Funding is always a contentious issue for entrepreneurs who are on the verge of establishing their companies. They may resort to bootstrapping in the initial stages to get their businesses up and running. They have got to rely on external sources without accumulating too much debt. Unfortunately, these aspiring businessmen face a serious dilemma. They have 2 option open to them. These proprietors can approach a venture capitalist with a good reputation in the market. On the other hand, they can consult a reliable firm specializing in private equity. Industry experts say they need to know the difference between these potential fund managers.
Tyler Tysdal – Are venture capitalists and fund managers dealing in private equity the same?
America can boast of many financial experts. However, very few of them can match the popularity and achievements of Tyler Tysdal. This MBA graduate is currently the managing partner of a family-owned business know as Platte Management. He also the founder and brainchild behind the operations of TitleCard Capital. This is a prominent firm specializing in private equity. The organization has been instrumental in helping individuals and businesses increase their wealth. The companies which came to him for assistance now own assets worth almost $700 million. This is no small feat. Today, TitleCard Capital is among the top financial organization in the country. He is actually a native of New York but currently resides in Denver, Colorado.
Tyler Tysdal says entrepreneurs need to understand an important fact. Venture capitalists and fund managers specializing in private equity both invest their money in businesses. In doing so, these financiers claim a percentage of the profits and ownership of these companies. However, they aren’t the same.

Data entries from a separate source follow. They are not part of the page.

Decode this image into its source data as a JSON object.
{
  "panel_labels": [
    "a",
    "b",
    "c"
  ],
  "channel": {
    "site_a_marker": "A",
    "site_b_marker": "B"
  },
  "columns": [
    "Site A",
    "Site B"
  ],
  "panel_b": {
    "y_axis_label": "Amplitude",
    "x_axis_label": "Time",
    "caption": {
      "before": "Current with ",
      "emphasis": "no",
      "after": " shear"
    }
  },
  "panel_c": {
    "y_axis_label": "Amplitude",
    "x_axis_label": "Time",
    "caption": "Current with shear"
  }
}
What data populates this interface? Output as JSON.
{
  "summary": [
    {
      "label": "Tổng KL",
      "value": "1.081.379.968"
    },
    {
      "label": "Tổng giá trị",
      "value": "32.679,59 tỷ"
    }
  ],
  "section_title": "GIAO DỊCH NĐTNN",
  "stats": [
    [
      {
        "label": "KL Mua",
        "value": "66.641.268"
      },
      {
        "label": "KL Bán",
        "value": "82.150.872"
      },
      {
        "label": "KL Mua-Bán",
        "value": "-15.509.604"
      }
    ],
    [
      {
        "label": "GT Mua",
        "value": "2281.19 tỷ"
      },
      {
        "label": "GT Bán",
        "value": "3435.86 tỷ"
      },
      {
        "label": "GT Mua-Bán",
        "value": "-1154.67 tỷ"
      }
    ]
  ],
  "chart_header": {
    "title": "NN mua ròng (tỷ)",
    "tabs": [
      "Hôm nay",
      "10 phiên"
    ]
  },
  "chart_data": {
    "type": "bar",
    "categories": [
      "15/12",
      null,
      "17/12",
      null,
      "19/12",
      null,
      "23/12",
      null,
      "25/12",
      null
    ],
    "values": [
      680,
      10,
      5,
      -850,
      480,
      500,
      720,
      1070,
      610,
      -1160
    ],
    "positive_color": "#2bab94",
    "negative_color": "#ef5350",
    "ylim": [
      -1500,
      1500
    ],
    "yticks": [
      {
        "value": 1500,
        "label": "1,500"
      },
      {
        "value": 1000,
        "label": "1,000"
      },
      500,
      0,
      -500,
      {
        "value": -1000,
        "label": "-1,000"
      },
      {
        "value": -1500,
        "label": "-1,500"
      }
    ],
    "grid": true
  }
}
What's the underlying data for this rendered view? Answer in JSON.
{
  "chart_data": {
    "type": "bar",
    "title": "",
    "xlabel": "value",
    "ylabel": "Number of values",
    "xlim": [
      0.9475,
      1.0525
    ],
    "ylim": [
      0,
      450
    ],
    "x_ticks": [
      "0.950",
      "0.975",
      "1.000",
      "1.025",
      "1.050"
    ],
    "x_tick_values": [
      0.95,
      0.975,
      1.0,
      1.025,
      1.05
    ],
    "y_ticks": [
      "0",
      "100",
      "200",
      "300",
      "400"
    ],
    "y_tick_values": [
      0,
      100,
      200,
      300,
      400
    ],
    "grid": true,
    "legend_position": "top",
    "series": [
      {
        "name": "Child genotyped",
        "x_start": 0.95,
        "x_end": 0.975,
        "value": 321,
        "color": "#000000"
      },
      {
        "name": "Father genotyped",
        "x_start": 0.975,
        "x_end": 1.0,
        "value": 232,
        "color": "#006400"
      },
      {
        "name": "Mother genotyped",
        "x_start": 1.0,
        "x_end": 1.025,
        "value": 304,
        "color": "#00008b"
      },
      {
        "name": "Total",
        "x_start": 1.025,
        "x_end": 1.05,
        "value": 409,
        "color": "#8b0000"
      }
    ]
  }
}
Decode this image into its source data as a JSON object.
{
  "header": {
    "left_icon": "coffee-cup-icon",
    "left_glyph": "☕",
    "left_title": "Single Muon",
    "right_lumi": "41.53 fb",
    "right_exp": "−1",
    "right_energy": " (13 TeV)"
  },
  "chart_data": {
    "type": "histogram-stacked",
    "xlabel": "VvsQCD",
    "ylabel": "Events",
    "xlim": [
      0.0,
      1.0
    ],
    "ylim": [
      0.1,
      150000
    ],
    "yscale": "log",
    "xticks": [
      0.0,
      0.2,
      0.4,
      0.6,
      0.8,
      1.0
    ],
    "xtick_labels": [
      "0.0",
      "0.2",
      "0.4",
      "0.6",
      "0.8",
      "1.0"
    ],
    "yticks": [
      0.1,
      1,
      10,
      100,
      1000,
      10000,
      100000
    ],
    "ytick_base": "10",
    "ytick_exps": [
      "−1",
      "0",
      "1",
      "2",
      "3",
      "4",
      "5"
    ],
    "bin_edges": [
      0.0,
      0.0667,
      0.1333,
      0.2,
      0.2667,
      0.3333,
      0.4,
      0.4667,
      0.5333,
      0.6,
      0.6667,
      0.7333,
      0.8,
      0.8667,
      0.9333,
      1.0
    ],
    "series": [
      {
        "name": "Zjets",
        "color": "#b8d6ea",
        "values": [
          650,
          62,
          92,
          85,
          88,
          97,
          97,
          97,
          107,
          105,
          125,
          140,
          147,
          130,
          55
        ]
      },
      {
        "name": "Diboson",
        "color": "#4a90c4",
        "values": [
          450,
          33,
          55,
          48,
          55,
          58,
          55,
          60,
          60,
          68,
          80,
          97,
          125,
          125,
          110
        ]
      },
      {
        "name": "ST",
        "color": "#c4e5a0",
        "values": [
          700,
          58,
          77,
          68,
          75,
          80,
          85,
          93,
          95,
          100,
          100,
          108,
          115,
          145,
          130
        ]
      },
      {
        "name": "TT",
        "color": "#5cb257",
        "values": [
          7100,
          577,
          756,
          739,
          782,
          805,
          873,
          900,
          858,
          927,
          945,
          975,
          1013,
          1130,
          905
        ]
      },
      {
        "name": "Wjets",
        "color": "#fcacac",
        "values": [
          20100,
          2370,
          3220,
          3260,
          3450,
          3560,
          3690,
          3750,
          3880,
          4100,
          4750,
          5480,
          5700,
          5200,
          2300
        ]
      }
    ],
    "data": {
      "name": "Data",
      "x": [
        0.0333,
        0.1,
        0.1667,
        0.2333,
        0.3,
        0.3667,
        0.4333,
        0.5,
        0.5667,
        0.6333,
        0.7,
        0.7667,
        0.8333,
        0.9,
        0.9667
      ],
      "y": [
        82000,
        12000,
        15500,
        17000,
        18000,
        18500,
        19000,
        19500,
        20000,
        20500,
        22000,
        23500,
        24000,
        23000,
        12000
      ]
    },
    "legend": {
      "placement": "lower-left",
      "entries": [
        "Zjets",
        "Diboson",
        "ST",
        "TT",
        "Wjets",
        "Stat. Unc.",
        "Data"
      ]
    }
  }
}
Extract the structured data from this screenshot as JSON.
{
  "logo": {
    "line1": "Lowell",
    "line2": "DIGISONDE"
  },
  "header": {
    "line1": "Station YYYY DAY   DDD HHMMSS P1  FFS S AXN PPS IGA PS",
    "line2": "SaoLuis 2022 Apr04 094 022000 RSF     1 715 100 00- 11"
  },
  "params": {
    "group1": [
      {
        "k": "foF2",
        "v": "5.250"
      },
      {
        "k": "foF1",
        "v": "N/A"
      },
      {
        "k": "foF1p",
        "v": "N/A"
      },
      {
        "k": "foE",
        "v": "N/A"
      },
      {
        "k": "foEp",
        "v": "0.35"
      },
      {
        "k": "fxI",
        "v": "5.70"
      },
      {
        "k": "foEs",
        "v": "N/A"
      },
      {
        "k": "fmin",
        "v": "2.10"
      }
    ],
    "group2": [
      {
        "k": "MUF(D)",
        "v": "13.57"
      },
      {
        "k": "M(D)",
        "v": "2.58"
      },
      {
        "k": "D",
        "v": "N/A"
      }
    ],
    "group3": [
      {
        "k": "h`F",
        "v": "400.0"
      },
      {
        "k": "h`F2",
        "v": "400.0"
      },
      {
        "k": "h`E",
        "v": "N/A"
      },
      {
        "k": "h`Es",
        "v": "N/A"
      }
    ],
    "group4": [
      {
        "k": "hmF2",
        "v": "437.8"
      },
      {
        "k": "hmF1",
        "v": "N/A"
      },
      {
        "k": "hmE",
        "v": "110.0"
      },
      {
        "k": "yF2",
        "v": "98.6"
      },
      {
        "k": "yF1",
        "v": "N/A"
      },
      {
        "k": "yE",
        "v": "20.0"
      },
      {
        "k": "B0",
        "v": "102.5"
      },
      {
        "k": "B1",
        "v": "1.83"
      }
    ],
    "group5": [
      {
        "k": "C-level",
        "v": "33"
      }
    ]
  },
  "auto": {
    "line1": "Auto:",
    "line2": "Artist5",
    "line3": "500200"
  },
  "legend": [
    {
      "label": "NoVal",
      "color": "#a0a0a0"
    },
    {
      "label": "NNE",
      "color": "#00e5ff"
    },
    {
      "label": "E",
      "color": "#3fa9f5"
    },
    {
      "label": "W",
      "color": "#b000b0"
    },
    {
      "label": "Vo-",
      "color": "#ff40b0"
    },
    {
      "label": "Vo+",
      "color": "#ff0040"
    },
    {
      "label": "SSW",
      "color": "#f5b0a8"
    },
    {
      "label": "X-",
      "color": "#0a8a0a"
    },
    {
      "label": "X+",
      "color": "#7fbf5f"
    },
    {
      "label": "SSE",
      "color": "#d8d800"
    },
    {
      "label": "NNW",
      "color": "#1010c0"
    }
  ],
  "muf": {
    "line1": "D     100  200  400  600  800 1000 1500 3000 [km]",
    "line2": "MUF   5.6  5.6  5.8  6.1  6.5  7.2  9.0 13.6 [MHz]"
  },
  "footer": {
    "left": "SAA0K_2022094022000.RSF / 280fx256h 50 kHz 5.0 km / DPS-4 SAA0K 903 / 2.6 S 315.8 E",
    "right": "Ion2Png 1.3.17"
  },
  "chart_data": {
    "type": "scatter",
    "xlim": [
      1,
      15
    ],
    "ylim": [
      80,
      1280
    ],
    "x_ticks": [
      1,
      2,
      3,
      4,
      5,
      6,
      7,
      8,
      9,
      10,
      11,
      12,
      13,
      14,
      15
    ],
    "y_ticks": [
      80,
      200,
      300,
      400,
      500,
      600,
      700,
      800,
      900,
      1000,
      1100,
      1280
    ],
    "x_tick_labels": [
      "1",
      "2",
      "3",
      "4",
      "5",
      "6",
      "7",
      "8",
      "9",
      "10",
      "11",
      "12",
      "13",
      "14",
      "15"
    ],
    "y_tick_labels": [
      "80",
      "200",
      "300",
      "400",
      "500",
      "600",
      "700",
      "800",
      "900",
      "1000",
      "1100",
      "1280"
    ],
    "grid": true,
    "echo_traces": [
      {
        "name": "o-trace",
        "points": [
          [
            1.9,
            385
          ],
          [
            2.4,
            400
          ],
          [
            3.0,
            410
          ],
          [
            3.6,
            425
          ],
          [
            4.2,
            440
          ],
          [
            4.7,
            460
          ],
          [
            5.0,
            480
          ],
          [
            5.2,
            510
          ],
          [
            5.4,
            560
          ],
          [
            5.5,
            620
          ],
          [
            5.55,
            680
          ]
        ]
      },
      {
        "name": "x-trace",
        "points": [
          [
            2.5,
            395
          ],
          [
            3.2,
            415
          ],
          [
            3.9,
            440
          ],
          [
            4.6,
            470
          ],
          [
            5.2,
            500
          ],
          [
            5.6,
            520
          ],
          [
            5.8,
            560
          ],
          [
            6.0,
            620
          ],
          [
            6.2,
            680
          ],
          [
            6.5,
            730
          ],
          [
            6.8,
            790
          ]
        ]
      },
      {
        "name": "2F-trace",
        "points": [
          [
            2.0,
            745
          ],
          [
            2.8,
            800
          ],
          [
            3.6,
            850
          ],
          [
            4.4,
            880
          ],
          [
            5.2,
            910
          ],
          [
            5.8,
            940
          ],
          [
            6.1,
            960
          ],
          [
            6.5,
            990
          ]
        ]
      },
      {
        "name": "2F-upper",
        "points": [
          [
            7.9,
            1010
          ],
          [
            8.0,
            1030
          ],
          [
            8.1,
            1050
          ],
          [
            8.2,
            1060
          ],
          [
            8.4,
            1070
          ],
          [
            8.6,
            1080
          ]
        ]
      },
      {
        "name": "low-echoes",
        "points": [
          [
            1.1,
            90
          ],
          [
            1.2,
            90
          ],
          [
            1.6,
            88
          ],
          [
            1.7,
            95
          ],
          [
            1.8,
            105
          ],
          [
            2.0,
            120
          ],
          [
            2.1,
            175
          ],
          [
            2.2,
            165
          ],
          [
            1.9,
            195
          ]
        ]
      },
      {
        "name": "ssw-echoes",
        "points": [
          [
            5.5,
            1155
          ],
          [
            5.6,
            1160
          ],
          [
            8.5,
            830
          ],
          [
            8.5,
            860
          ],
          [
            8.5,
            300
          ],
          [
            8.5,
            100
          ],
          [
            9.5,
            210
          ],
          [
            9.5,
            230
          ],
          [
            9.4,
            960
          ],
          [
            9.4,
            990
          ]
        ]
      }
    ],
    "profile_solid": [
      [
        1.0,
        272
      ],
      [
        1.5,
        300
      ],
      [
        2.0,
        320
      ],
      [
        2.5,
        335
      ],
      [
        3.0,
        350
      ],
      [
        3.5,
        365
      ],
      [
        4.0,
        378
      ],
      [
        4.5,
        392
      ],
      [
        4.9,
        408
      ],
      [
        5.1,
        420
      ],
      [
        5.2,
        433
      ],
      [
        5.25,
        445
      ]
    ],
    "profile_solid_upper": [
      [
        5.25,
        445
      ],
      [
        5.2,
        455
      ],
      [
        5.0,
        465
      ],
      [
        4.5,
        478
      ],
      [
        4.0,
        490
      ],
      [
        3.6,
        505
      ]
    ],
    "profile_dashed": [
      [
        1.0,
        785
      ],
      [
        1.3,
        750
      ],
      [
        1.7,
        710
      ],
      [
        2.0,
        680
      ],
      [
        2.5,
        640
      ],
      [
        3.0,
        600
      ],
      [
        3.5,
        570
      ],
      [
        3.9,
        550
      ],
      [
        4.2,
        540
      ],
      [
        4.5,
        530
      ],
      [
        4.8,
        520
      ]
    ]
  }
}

This prominent financial analyst points out the following 2 important difference between them:
Venture capitalists tend to invest their money in potential start-up businesses and companies in emerging industries. The funds they accumulate for such organizations come from wealthy investors and prominent financial institutions. If the need arises, these financiers even approach investments banks. They prefer to create opportunities for concerns in developing ground-breaking technology. However, this isn’t the case with fund manager dealing with private equity. They invest in going-concerns who have to carry their operations for a number of years. However, these businesses have been under-performing in recent years.
Organizations specializing in venture capital don’t put all their eggs in one basket. These financiers prefer to diversify their investment. They find to invest their money in businesses operating in different sectors of the economy. This ensures the profits of another offset the losses from one concern. Moreover, they are a position to provide lucrative returns to all their investors.
On the other hand, a firm dealing with private equity invest their funds in select companies. Entrepreneurs need to remember private equity can be in the form of buyouts or exit considerations
Tyler Tysdal says venture capitalists and funding managers dealing in private equity can meet the needs of entrepreneurs. However, they need to keep in mind the above 2 important difference between these financiers. Only then can they make the right decision in the best interests of their businesses.